Suddenly my three boxes of books from my English degree didn’t mean anything.  Seriously, when will I have time to read Shakespeare again in the next ten years? At that point, I can go to the library.  My fake spiders didn’t  need to stay in the bottom of the fourth box.  My son would have better use for them.  The art supplies I got in fifth grade? Yep, I still had it all! My daughter happily took those off my hands! I gave her permission to try it out and then throw away what she didn’t want. The devotion book I used as a teen? My other daughter got that one. It was a bit bittersweet to let go of my memories until I realized by letting go I was allowing new memories to be created. My son tried scaring us with the spiders! My daughter wants to paint with me.  She never knew I used to paint when I was younger.  The books I read when I was younger were passed on for the girls to read.

Then the box of pencils looked at me. It was in the same shoe box I carefully wrapped one year and decorated. It still had the cheap stickers on it; although, it was a little smashed in at places. I carefully opened the box as I did so often as a child. The pencils didn’t call to me as they used to, but some of them brought back fond memories. I looked them over one last time and told the kids the pencils needed to go upstairs with the school supplies. It was time they were used. They sorted through some of the fun ones, claimed dibs on their favorites and then put the rest where they belonged.

It was time for bed and we were all exhausted. The closet had been cleaned. The game closet had been cleaned and organized, too.  I couldn’t go to bed, though, as I was too excited.  It was time to move on to another area that was driving me crazy…my sewing supplies. I got of out bed while everyone else was sleeping and went through my craft table area. I found a receipt from 1993!  Seriously, Susan? Let me just say, I filled another trash bag of stuff.  Stuff…that’s all it was, that’s all it is and all it will ever be. Nothing wrong with it, but it is what it is. I didn’t need more stuff sitting in boxes and bins. The problem I have with stuff, though, is that I tend to set goals and if the stuff stays there it means there are projects that have yet to be completed. That’s when I feel bogged down. I enslave myself to projects I feel should be completed.

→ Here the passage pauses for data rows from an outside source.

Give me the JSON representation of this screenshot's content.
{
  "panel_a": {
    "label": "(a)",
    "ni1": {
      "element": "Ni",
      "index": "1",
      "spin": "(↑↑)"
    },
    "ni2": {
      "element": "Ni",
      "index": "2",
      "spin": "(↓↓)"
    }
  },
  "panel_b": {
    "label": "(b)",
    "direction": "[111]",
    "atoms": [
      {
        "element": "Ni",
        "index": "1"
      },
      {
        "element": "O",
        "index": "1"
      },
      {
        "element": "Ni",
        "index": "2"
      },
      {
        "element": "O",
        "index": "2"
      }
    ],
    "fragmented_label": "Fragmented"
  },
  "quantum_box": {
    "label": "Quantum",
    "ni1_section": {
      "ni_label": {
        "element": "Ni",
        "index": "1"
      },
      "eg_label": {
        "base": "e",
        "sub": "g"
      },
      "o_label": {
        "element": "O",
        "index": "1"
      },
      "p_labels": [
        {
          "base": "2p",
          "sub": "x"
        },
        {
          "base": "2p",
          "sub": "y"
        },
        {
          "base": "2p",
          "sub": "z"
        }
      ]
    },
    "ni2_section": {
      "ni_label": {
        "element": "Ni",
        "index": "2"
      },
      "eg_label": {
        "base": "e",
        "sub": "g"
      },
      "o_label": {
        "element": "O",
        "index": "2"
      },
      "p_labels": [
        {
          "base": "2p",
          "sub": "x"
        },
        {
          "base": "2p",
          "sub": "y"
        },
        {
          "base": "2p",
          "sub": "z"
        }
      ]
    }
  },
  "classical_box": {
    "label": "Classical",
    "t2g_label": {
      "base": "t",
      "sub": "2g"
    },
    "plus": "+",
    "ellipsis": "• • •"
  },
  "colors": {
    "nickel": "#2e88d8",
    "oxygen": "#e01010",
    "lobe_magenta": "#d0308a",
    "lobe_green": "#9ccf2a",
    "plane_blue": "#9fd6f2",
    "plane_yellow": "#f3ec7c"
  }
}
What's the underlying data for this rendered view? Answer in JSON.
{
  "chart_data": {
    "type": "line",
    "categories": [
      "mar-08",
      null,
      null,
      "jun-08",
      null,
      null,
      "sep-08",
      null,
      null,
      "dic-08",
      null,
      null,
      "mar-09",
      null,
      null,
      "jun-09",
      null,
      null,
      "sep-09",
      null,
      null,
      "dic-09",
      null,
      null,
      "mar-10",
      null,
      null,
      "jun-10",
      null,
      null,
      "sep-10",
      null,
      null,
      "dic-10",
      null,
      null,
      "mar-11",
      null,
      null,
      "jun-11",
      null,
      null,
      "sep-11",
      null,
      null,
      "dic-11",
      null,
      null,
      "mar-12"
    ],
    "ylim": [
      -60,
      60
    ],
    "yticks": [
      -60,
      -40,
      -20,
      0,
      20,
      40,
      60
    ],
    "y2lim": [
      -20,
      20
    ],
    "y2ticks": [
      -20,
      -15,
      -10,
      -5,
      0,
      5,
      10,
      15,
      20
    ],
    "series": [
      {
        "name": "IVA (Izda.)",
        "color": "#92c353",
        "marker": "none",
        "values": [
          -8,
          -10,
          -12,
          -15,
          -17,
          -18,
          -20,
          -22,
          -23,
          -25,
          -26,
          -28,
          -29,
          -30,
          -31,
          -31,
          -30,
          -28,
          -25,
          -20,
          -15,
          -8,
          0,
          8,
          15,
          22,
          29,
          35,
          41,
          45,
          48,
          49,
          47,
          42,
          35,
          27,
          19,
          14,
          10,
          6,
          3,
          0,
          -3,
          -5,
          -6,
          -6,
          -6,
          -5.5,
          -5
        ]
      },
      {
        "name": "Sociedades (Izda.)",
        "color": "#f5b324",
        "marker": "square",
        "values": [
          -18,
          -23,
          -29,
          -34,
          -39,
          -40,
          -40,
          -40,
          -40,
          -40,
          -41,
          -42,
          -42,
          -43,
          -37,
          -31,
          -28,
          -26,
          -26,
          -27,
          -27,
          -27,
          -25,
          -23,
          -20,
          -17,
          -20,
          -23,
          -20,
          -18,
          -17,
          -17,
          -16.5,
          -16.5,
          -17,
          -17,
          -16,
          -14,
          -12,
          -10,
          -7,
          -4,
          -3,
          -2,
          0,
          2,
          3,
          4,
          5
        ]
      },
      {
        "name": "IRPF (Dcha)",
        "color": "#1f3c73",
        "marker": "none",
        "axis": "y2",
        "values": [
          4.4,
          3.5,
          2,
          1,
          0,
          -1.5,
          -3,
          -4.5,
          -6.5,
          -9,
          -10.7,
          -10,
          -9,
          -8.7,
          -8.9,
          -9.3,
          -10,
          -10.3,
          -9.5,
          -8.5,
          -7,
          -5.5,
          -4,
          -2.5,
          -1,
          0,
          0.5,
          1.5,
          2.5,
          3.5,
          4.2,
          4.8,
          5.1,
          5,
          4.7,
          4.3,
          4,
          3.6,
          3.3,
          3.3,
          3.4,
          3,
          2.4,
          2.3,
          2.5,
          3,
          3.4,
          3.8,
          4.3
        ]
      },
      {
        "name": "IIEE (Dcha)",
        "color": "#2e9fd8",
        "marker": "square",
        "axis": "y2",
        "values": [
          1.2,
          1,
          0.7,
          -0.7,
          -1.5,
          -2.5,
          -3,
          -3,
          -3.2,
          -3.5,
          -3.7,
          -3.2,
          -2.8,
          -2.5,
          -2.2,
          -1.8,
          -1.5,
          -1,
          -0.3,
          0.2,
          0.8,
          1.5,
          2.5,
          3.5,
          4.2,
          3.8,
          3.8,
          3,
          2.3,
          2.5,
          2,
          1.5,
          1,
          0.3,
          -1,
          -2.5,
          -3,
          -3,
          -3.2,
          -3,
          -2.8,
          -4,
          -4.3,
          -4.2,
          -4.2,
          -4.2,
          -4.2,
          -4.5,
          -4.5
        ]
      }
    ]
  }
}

Where am I going with all of this “stuff”? Well, I realized the better way to give more time to God is to rid myself of anything keeping me from God. To me, this is freeing myself from the expectations of completing the 100th project of the year. So, clearing out clutter was freeing for me yesterday. Letting go of memories was freeing. Allowing my children to throw things away that I had meticulously saved for them was EXTREMELY hard, but I felt God check me. Was I really going to enslave my children to the very thing I was being freed from? Did I want to inflict the bondage of holding on to things upon them and their lives? You know, we don’t always just pass down our good traits to our children, sometimes we involuntarily pass on our weaknesses and habits.

So, as the piles of trash grew, the clutter cleared and the donated book stash had to be moved to the van trunk there was peace. It was as though a burden had been lifted. No longer was part of me living through pencils, books or fabric. My goal from this weekend is to continue to release myself of made-up expectations that a certain fabric has to become some awesome skirt. I choose to not to get upset when a book I saved for my girls to read gets destroyed. After all, it’s getting destroyed while she’s reading it! I will live my life as an open book for my kids to read and not closed in a box to be saved for a later day once a year. I will live life to make memories and not only to “save them in a special place”. I will show God’s love by not putting the importance upon things but on relationships. I will allow my kids and others to experience my childhood and life and not just be spectators.